Ich habe gemerkt, dass meine Arbeit den Familien und vor allem den Kindern zugute kommt. Im Kindergarten sind es oft “Luxusprobleme” wie “Ich finde meine Hausschuhe nicht! Oder Fragen der Eltern: „Hat mein Kind gesund gegessen? Hat mein Kind genug Spielkameraden?“ Das ist nicht abwertend gemeint. Aber bei den Familien, die Hilfe bekommen, stehen ganz andere Fragen im Vordergrund. Da geht es darum, die Not an der Wurzel zu packen. In meiner täglichen Arbeit geht es um Themen, bei denen die Befriedigung der Grundbedürfnisse im Vordergrund steht. Dabei begleite und unterstütze ich die Familien. Dazu gehört zum Beispiel, dass ich mit den Familien erarbeite, wie sie ihren Alltag trotz der psychischen Erkrankung strukturieren und gestalten können. Was brauchen sie, damit das Kind überhaupt soziale Kontakte knüpfen kann. Wie kann ich mein Kind gut ernähren? Da viele Familien auch existenzielle Probleme haben oder ihnen die Antragstellung schwerfallen, kann ich sie auch dabei unterstützen ergänzende Hilfen zu finden und zu beantragen.

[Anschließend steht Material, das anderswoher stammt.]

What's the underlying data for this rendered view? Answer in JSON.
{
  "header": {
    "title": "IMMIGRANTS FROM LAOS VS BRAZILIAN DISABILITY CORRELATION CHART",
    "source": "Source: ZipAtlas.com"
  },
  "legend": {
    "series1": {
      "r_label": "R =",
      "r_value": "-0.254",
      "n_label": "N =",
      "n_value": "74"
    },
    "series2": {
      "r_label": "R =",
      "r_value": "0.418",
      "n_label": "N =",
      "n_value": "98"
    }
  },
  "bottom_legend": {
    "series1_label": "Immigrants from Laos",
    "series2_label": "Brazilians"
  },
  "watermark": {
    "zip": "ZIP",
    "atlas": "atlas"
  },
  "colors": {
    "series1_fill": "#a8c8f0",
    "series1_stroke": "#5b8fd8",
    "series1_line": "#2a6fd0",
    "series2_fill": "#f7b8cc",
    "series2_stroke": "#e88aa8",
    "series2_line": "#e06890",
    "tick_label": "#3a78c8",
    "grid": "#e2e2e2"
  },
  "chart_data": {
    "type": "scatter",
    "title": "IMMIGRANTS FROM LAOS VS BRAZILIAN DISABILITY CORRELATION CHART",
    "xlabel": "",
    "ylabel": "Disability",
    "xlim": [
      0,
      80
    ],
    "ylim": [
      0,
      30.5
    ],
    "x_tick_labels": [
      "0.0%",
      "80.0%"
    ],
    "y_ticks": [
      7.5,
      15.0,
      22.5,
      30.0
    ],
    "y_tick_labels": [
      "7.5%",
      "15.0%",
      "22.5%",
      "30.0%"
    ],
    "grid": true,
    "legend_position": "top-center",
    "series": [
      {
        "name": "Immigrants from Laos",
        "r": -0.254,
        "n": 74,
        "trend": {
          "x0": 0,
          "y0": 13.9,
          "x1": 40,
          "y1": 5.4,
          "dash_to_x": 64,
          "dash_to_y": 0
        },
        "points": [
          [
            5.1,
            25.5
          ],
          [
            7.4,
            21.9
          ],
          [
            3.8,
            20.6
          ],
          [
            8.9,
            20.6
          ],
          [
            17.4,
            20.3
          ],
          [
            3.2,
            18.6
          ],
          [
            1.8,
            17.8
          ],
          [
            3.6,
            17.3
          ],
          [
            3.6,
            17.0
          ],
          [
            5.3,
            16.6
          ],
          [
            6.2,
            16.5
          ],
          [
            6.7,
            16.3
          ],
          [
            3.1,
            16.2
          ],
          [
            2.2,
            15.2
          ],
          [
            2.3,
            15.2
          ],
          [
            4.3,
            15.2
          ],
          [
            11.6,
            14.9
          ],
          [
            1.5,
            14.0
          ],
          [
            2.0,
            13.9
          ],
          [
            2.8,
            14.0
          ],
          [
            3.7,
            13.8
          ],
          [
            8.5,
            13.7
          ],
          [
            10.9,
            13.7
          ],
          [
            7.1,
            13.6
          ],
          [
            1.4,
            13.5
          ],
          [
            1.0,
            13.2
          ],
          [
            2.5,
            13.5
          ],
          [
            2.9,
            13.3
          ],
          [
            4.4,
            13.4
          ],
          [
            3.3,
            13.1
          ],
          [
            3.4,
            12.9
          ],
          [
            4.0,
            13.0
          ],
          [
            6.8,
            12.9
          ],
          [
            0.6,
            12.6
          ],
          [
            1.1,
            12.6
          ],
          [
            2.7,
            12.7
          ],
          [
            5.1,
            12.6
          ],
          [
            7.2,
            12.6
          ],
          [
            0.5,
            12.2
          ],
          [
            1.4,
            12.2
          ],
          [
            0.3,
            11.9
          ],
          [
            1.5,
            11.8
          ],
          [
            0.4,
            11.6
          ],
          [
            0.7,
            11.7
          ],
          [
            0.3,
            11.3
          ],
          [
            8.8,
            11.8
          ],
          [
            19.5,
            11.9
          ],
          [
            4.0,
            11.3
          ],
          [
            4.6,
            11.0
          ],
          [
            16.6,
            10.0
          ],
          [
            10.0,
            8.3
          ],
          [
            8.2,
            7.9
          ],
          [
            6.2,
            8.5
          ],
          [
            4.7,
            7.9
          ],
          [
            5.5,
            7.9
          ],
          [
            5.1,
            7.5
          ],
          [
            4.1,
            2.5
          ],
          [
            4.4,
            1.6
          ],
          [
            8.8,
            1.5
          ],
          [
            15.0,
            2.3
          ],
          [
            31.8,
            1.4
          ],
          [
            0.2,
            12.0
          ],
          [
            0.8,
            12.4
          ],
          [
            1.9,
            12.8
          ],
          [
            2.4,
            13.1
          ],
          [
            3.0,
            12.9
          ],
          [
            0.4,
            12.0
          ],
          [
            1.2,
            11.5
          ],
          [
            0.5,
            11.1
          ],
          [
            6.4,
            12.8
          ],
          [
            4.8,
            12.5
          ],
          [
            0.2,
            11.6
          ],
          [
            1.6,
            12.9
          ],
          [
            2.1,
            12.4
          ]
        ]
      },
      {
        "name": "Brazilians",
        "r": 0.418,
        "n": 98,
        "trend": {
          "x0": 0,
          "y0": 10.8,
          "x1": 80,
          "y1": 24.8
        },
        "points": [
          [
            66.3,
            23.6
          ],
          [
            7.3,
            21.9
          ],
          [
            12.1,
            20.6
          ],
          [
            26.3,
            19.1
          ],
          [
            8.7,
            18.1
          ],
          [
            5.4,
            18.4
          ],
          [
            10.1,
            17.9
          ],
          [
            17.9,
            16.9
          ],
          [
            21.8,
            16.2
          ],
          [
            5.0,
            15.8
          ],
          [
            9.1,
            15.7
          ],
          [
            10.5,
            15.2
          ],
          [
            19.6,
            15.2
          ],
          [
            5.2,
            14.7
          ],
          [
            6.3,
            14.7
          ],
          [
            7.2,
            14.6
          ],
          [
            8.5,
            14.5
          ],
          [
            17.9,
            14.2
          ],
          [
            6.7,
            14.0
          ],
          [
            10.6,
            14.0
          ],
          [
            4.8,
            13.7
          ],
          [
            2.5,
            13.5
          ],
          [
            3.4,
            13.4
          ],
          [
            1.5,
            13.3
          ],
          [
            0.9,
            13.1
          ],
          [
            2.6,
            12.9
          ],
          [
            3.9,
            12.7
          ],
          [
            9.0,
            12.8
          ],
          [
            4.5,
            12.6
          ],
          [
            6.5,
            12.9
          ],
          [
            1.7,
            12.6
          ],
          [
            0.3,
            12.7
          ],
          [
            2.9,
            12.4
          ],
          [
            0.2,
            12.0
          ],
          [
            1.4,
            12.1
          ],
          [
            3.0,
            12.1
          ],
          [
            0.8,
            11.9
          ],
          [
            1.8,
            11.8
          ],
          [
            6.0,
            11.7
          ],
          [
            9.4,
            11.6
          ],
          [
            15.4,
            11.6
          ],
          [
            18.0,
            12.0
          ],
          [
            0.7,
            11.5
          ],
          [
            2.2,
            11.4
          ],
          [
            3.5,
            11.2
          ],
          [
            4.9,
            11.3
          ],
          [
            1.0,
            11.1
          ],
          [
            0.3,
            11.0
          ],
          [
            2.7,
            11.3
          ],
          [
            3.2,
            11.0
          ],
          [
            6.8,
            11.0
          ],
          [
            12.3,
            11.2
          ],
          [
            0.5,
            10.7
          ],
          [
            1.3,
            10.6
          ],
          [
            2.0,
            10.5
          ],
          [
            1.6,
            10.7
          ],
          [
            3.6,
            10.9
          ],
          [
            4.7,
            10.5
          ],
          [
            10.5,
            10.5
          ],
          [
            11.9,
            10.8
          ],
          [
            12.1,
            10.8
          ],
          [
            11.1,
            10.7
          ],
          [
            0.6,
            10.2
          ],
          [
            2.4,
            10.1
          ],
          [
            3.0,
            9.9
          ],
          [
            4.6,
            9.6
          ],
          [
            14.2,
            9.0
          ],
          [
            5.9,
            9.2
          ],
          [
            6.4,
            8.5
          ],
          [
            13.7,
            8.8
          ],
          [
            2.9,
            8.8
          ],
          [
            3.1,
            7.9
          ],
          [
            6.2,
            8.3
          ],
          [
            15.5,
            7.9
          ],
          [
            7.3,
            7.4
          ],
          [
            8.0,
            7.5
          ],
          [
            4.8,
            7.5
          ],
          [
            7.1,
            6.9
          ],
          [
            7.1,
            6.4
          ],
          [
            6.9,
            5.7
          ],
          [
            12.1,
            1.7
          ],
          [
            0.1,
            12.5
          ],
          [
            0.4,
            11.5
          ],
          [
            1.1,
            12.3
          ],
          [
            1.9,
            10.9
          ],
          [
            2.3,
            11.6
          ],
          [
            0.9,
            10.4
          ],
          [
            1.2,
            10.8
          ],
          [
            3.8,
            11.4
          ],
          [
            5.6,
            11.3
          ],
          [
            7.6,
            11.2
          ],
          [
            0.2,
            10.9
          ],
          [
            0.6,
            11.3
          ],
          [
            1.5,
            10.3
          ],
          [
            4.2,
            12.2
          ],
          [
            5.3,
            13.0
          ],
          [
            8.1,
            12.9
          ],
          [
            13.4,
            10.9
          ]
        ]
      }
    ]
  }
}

Durch die wöchentliche Reflexion im Team und Supervision kann ich mich auch an schwierige Themen herantrauen.
Im Gespräch mit befreundeten Erzieher:innen erzählst du gerne von deiner neuen Arbeit. Man merkt, dass echtes Interesse an deiner Arbeit besteht und dir viele Fragen gestellt werden. Möchtest du die häufigsten Fragen einmal aufzählen und beantworten?
Ja. Gerne. Typische Fragen sind:
„Hast du viel Kontakt mit dem Jugendamt?“
Ich stehe in regelmäßigem Austausch mit dem Jugendamt. In Hilfeplangesprächen werden Ziele festgelegt und umgesetzt. Auch hier kann ich bei der Antragstellung unterstützend tätig werden.
„Gehst du mit zu Entwicklungsgesprächen?“
Ja. Ich gehe mit zu Entwicklungsgesprächen in Schulen und Kindergärten. Aber auch zu Therapien wie Ergotherapie, Logopädie und Psychotherapie begleite ich die Familien. Außerdem gehe ich mit, wenn Termine in der Kinder- und Jugendambulanz der Vitos Klinik anstehen.
„Wie alt sind die Kinder, mit denen du arbeitest?“
Momentan betreue ich Kinder im Alter von 2 bis 14 Jahren, das kann aber auch variieren. In der Regel sind wir für Kinder/Jugendliche bis zum 18. Lebensjahr zuständig, in Einzelfällen übergangsweise auch länger.
„Gehst du zu den Familien nach Hause?
Das Konzept der ambulanten Wohnassistenz sieht vor, die Familien in ihrem Alltag und damit auch in ihrem häuslichen Umfeld zu begleiten. Daher besuche ich die Familien in der Regel zu Hause.
„Wie sind die Fort- und Weiterbildungsmöglichkeiten bei der Diakonie?“
Interne Fortbildungen gibt es viele. Ich erlebe die Diakonie aber auch als sehr offen für externe Weiterbildungen.
„Wie gehst du mit schwierigen Situationen um?“
Durch die oben genannten Möglichkeiten kann ich mit schwierigen Situationen gut umgehen. Im Team können Probleme jederzeit auch außerhalb der Dienstbesprechung angesprochen werden. Gemeinsam wird nach Lösungen gesucht oder auch ganz praktische Hilfe angeboten.
Ich kann mir vorstellen, dass durch diese Gesprächen die Neugier und vielleicht auch der Wunsch nach einer neuen Herausforderung geweckt wird.
Worüber freust du dich im Moment am meisten?
Im Moment freue ich mich am meisten darüber, dass ich nach einem guten Jahr in der Diakonie die Fortschritte in den einzelnen Familien sehen kann. Auch die Dankbarkeit der Familien ist deutlich spürbar. Dies hilft mir zusätzlich, wenn es doch auch mal Rückschritte bzw. krisenhafte Zeiten in den Familien gibt. Denn ‚Ohne Regen kein Regenbogen‘ ;-).
Vielen Dank und weiterhin viel Freude bei deiner Arbeit.